Determine Whether the Following Sets Form Subspaces of R^3

(a) To show that this set is a subspace of R^3, we need to show that it is closed under vector addition and scalar multiplication. Let's take two vectors in this set, call them u and v: u = (u1, u2, u3) such that u1 + u3 = 1 v = (v1, v2, v3) such that v1 + v3 = 1 Now, let's add these two vectors together: u + v = (u1 + v1, u2 + v2, u3 + v3) We want to show that u + v is also in the set, i.e. (u1 + v1) + (u3 + v3) = 1. But we know that u1 + u3 = 1 and v1 + v3 = 1, so (u1 + v1) + (u3 + v3) = (u1 + u3) + (v1 + v3) = 1 + 1 = 2 So u + v is not in the set, and therefore this set is not closed under vector addition. Thus, it is not a subspace of R^3.

(b) Let's take two vectors in this set, call them u and v: u = (u1, u2, u3) such that u1 = u2 = u3 v = (v1, v2, v3) such that v1 = v2 = v3 Now, let's add these two vectors together: u + v = (u1 + v1, u2 + v2, u3 + v3) We want to show that u + v is also in the set, i.e. (u1 + v1) = (u2 + v2) = (u3 + v3). But we know that u1 = u2 = u3 and v1 = v2 = v3, so (u1 + v1) = (u2 + v2) = (u3 + v3) Thus, u + v is in the set. Now, let's take a scalar c and a vector u in the set: u = (u1, u2, u3) such that u1 = u2 = u3 cu = (cu1, cu2, cu3) We want to show that cu is also in the set, i.e. cu1 = cu2 = cu3. But we know that u1 = u2 = u3, so cu1 = cu2 = cu3 Thus, cu is in the set. Therefore, this set is closed under vector addition and scalar multiplication, and is a subspace of R^3.

(c) Let's take two vectors in this set, call them u and v: u = (u1, u2, u3) such that u3 = u1 + u2 v = (v1, v2, v3) such that v3 = v1 + v2 Now, let's add these two vectors together: u + v = (u1 + v1, u2 + v2, u3 + v3) We want to show that u + v is also in the set, i.e. (u1 + v1) + (u2 + v2) = (u1 + v1) + (u2 + v2). But we know that u3 = u1 + u2 and v3 = v1 + v2, so u3 + v3 = (u1 + u2) + (v1 + v2) = (u1 + v1) + (u2 + v2) Thus, u + v is in the set. Now, let's take a scalar c and a vector u in the set: u = (u1, u2, u3) such that u3 = u1 + u2 cu = (cu1, cu2, cu3) We want to show that cu is also in the set, i.e. cu3 = cu1 + cu2. But we know that u3 = u1 + u2, so cu3 = c(u1 + u2) = cu1 + cu2 Thus, cu is in the set. Therefore, this set is closed under vector addition and scalar multiplication, and is a subspace of R^3.

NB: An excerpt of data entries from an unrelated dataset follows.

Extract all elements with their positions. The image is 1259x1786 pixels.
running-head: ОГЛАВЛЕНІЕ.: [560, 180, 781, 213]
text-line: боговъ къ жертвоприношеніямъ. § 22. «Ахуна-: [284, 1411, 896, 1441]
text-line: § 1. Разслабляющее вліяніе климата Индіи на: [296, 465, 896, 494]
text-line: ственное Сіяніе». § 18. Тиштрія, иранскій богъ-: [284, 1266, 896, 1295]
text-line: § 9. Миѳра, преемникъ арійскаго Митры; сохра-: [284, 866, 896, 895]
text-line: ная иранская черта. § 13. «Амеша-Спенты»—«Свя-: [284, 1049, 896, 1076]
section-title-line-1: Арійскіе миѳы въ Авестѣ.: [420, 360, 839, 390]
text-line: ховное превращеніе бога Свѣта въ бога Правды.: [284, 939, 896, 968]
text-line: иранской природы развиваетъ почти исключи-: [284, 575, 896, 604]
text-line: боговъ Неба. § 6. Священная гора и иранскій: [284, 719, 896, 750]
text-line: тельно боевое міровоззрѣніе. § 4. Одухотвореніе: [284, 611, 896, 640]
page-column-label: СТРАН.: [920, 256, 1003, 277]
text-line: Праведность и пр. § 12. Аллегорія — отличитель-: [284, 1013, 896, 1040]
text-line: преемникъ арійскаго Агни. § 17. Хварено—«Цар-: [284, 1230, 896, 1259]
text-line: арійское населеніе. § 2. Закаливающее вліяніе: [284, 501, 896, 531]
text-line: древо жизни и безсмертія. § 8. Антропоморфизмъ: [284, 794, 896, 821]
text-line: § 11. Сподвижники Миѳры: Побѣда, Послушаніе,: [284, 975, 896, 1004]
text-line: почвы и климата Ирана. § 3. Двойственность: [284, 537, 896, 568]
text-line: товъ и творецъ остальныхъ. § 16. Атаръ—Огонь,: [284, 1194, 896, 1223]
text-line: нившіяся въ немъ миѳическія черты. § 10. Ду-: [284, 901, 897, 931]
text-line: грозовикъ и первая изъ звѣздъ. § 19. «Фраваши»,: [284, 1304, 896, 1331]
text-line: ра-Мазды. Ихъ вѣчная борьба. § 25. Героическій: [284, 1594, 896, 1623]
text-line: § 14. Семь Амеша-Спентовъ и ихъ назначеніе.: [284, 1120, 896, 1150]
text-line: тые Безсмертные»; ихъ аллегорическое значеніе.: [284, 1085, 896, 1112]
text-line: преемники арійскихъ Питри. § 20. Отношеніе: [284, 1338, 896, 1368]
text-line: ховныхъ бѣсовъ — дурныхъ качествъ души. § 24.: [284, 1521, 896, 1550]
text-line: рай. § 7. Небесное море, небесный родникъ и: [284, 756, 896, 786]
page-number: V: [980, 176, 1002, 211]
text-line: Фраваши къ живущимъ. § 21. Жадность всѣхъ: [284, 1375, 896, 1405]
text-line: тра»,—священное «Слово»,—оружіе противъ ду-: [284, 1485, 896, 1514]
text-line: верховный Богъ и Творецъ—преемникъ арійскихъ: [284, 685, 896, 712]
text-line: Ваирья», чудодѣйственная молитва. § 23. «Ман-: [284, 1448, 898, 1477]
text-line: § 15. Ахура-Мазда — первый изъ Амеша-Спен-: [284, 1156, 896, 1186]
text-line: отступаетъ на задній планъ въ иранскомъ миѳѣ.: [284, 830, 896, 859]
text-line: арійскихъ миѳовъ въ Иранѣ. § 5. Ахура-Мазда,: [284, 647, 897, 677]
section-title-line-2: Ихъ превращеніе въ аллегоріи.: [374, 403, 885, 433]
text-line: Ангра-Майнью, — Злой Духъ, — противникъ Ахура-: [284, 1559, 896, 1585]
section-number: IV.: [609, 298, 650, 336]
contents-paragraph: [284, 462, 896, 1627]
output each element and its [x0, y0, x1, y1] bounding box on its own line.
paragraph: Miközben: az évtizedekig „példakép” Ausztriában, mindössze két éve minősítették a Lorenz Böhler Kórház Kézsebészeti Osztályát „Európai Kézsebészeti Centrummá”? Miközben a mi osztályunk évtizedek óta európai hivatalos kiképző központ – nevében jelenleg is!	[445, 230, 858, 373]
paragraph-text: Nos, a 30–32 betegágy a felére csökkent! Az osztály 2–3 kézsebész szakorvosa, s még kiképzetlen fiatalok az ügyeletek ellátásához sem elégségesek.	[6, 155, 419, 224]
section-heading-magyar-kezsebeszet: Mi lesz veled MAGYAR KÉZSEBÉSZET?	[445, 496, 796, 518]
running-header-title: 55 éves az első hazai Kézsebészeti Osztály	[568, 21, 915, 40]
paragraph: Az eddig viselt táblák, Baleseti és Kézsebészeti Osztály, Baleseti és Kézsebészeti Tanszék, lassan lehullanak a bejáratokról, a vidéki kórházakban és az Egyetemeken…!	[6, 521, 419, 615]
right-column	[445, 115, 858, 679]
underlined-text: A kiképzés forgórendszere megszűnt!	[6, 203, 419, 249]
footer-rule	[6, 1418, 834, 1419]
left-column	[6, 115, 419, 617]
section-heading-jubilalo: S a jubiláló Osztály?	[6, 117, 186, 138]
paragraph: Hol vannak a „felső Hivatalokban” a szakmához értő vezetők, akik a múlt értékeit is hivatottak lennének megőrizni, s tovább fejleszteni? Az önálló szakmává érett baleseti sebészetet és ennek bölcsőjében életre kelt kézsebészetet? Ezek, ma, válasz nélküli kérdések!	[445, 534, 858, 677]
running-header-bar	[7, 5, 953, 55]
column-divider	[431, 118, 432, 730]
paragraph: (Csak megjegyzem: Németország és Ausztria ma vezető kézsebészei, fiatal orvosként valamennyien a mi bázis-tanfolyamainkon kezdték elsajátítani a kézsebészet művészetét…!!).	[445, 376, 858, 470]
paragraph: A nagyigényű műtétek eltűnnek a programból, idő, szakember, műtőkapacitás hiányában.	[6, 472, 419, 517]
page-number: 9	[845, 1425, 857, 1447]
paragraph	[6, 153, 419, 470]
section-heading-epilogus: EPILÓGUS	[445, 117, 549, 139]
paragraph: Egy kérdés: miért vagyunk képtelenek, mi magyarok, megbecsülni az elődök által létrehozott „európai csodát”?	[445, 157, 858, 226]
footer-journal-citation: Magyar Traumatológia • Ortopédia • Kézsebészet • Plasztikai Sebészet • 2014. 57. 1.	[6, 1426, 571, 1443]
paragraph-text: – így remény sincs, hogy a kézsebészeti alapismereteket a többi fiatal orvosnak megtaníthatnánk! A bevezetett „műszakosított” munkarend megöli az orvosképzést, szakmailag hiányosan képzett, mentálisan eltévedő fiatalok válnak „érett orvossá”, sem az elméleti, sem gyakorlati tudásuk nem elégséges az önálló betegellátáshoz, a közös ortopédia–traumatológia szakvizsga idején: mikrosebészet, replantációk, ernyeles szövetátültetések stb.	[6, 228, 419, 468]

(d) Let's take two vectors in this set, call them u and v: u = (u1, u2, u3) such that u3 = u1 or u3 = u2 v = (v1, v2, v3) such that v3 = v1 or v3 = v2 Now, let's add these two vectors together: u + v = (u1 + v1, u2 + v2, u3 + v3) We want to show that u + v is also in the set, i.e. (u1 + v1) = (u3 + v3) or (u2 + v2) = (u3 + v3). There are two cases:

• If u3 = u1, then v3 = v1 and (u1 + v1) = (u3 + v3)
• If u3 = u2, then v3 = v2 and (u2 + v2) = (u3 + v3) In both cases, u + v is in the set. Now, let's take a scalar c and a vector u in the set: u = (u1, u2, u3) such that u3 = u1 or u3 = u2 cu = (cu1, cu2, cu3) We want to show that cu is also in the set, i.e. cu3 = cu1 or cu3 = cu2. There are two cases:
• If u3 = u1, then cu3 = cu1
• If u3 = u2, then cu3 = cu2 In both cases, cu is in the set. Therefore, this set is closed under vector addition and scalar multiplication, and is a subspace of R^3.